The exemption of many ultra-Orthodox men from the military service performed by other Jews has long been a contentious issue in Israel but it has become more so as the Gaza war has dragged on, putting a strain on army reservists.
Prime Minister Benjamin Netanyahu's government has depended on the support of two ultra-Orthodox parties for its majority in the Knesset.
But its failure to pass new legislation to give full-time seminary students continued exemption from military service has tested that support.
Both ultra-Orthodox parties have withdrawn their ministers from the government, while one has also stopped supporting it in the Knesset.
The ultra-Orthodox community represents 14 percent of Israel's Jewish population, about 1.3 million people, and around 66,000 men of military age previously benefited each year from exemptions.

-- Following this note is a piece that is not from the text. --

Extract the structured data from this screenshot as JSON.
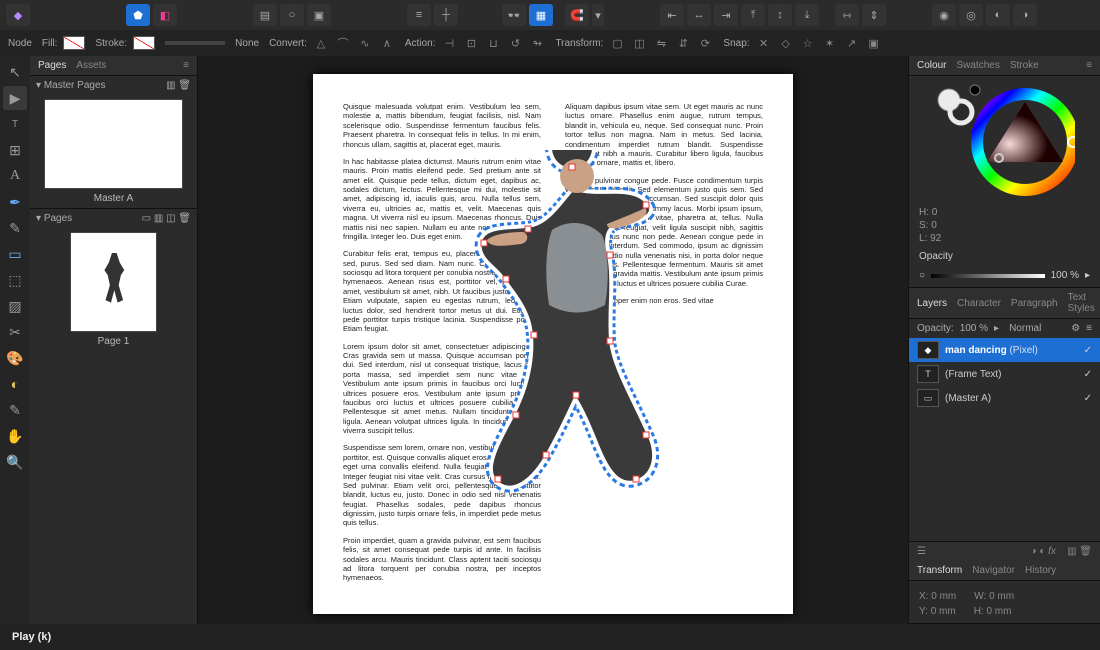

The Israeli army announced in early July that tens of thousands of conscription orders would be sent out to ultra-Orthodox Jews.
Earlier this week, authorities arrested two brothers, both full-time seminary students, after they failed to heed their call-up papers.
In Jerusalem on Thursday evening, ultra-Orthodox Jewish demonstrators gathered to protest the arrests, with police later using a water cannon to disperse the crowd.